During testing, several design decisions required pushback and careful negotiation with the Product Owner:

  • The offer calculator layout initially used a single column. While the Product Owner preferred a clean linear layout, usability testing data showed a two-column layout reduced scrolling and improved efficiency.

  • Implementing salary comparison bands with other companies was initially questioned due to technical complexity, budget, and time constraints. I championed the users’ needs, alongside FP&A and Talent Acquisition, to ensure this feature was prioritised, as it was critical for maintaining competitiveness.

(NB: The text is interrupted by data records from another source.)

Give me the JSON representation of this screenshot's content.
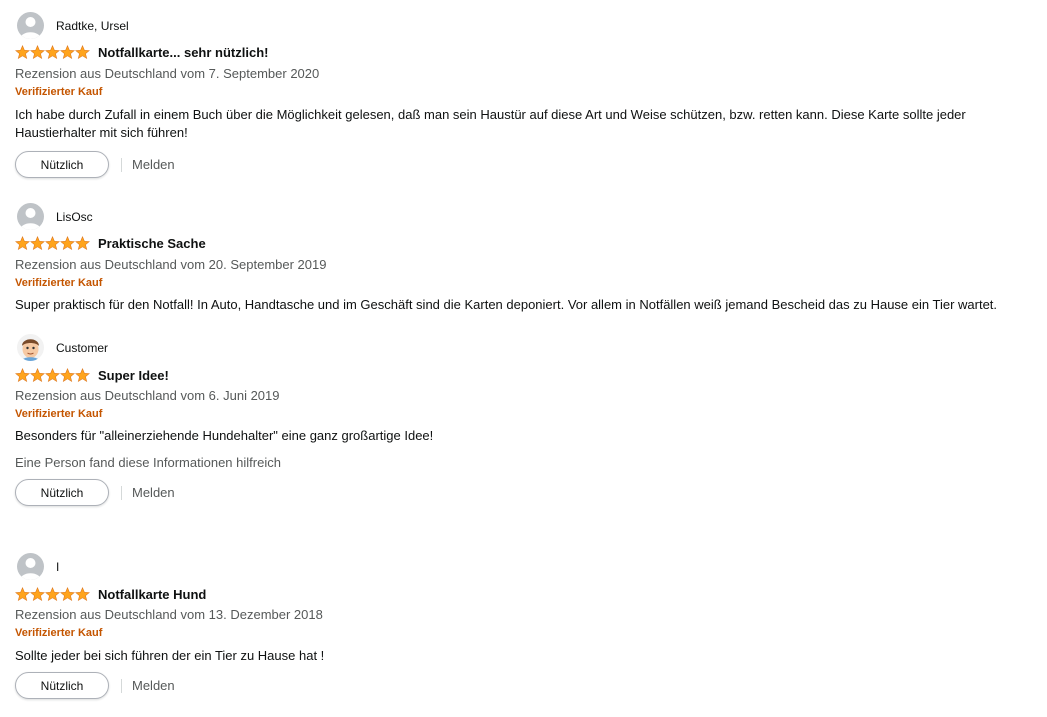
{
  "colors": {
    "star": "#ffa41c",
    "verified": "#c45500",
    "meta": "#565959"
  },
  "reviews": [
    {
      "avatar": "default-avatar-icon",
      "name": "Radtke, Ursel",
      "rating": 5,
      "title": "Notfallkarte... sehr nützlich!",
      "meta": "Rezension aus Deutschland vom 7. September 2020",
      "verified": "Verifizierter Kauf",
      "body": "Ich habe durch Zufall in einem Buch über die Möglichkeit gelesen, daß man sein Haustür auf diese Art und Weise schützen, bzw. retten kann. Diese Karte sollte jeder Haustierhalter mit sich führen!",
      "helpful_text": "",
      "helpful_button": "Nützlich",
      "report": "Melden"
    },
    {
      "avatar": "default-avatar-icon",
      "name": "LisOsc",
      "rating": 5,
      "title": "Praktische Sache",
      "meta": "Rezension aus Deutschland vom 20. September 2019",
      "verified": "Verifizierter Kauf",
      "body": "Super praktisch für den Notfall! In Auto, Handtasche und im Geschäft sind die Karten deponiert. Vor allem in Notfällen weiß jemand Bescheid das zu Hause ein Tier wartet.",
      "helpful_text": "",
      "helpful_button": "",
      "report": ""
    },
    {
      "avatar": "cartoon-face-avatar-icon",
      "name": "Customer",
      "rating": 5,
      "title": "Super Idee!",
      "meta": "Rezension aus Deutschland vom 6. Juni 2019",
      "verified": "Verifizierter Kauf",
      "body": "Besonders für \"alleinerziehende Hundehalter\" eine ganz großartige Idee!",
      "helpful_text": "Eine Person fand diese Informationen hilfreich",
      "helpful_button": "Nützlich",
      "report": "Melden"
    },
    {
      "avatar": "default-avatar-icon",
      "name": "I",
      "rating": 5,
      "title": "Notfallkarte Hund",
      "meta": "Rezension aus Deutschland vom 13. Dezember 2018",
      "verified": "Verifizierter Kauf",
      "body": "Sollte jeder bei sich führen der ein Tier zu Hause hat !",
      "helpful_text": "",
      "helpful_button": "Nützlich",
      "report": "Melden"
    }
  ]
}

  • There are other minor features that were still missing was requested such as toggle between Part-time and Full-time employees, filter for non-commission and commission roles, filter of job functions.

Deliver

Talent Acquisiton Dashboard

The TA’s dashboard streamlines job requisition management and candidate offer calculations, replacing the previous Excel-based process and expediting hiring workflows. It also enables offer comparisons with the broader job market to ensure hiring competitiveness. In cases of budget exceedance, the dashboard allows a recruiter to make approval requests addressed to FP&A.

FP&A Dashboard

The FP&A Dashboard streamlines the review and approval process of candidates for FP&A. When a recruiter sends FP&A a job offer for approval, FP&A has the option to “Approve” or “Send Back” a job offer with comments. The dashboard allows FP&A to view all outstanding offers and their details, ensuring swift and informed decision-making. The dashboard empowers the client to swiftly execute the hiring process and secure top talent before they consider exploring opportunities with rival employers.

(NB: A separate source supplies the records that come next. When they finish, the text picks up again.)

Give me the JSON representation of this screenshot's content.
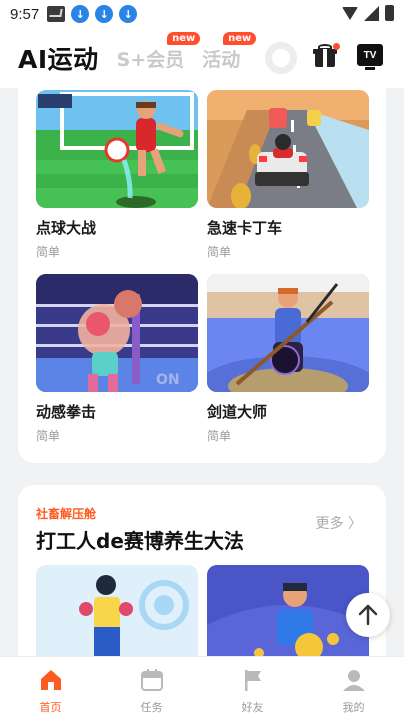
{
  "status": {
    "time": "9:57"
  },
  "header": {
    "app_title": "AI运动",
    "tabs": [
      {
        "label": "S+会员",
        "badge": "new"
      },
      {
        "label": "活动",
        "badge": "new"
      }
    ],
    "tv_label": "TV"
  },
  "games": [
    {
      "name": "点球大战",
      "level": "简单"
    },
    {
      "name": "急速卡丁车",
      "level": "简单"
    },
    {
      "name": "动感拳击",
      "level": "简单"
    },
    {
      "name": "剑道大师",
      "level": "简单"
    }
  ],
  "section": {
    "tag": "社畜解压舱",
    "title": "打工人de赛博养生大法",
    "more": "更多 〉"
  },
  "nav": [
    {
      "label": "首页",
      "icon": "home-icon"
    },
    {
      "label": "任务",
      "icon": "calendar-icon"
    },
    {
      "label": "好友",
      "icon": "flag-icon"
    },
    {
      "label": "我的",
      "icon": "user-icon"
    }
  ],
  "colors": {
    "accent": "#ff5a1f",
    "badge": "#ff4d2e",
    "download": "#2a84e6"
  }
}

Handing off for developers

Once final prototype is done - I walked through prototype to the developers team. I prepared a UI specification annotation, for success/error validations, components library (existing to refer to). While building the product we had cadence weekly for any questions and checking every flow/feature is the same as the prototype.

Results

  • We tested the product with the direct users (Hiring Managers, Recruiters Team, and FP&A), about 9 users in total. The feedback was very positive, with an average SUS rating of 4.5/5, highlighting improved efficiency in the hiring process.

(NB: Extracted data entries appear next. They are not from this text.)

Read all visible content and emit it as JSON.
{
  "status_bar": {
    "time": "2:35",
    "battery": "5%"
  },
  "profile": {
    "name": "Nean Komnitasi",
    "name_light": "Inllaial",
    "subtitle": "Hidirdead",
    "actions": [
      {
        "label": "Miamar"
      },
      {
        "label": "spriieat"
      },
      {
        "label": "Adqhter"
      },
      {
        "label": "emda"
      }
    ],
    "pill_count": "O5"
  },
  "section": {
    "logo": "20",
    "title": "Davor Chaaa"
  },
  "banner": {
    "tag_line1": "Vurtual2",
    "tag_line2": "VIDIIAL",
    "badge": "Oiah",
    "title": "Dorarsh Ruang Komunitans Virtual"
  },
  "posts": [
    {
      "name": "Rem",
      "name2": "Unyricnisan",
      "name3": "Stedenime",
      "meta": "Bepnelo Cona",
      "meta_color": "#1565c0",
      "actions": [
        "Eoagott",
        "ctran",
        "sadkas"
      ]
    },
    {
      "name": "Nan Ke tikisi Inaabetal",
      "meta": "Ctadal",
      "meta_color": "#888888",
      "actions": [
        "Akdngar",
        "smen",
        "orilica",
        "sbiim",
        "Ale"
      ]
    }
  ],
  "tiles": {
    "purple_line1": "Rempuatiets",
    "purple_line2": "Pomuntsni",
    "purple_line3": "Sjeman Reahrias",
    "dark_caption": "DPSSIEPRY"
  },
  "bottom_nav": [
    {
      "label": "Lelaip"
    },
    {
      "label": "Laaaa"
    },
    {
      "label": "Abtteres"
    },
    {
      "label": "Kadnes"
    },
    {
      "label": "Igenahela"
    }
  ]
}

  • The product is expected to reduce the average time-to-offer from 40–45 days to under 30 days (a 25–35% reduction). This faster turnaround is projected to significantly lower candidate withdrawals, aiming to reduce the current 25% drop-off rate to below 10%.

  • The company has grown from 6,000 employees in 2021 to 12,500 employees in 2025 which is a 108% increase (approx. 20% CAGR). In Australia alone, the workforce has expanded to 4,600 employees, reinforcing strong regional growth and ongoing momentum toward 2026 scaling targets.

Personal Takeaways

Some key personal takeaways from the engagement included:

  • The importance of collaboration
    I learned how to better manage responsibilities across disciplines to avoid overlapping work. Managing overlapping responsibilities strengthened my communication skills and highlighted the importance of clear role definition in keeping the project on track.

  • Contributing to Australia’s leading tech company
    It was a privilege to play a role in the growth of one of Australia’s most prominent tech companies. Being part of its success story has been both meaningful and rewarding.

  • Lifelong learning and innovation in UX design
    The dynamic nature of UX design demands continuous learning and adaptability. Staying current with emerging trends and technologies is essential to creating impactful user experiences and driving successful outcomes.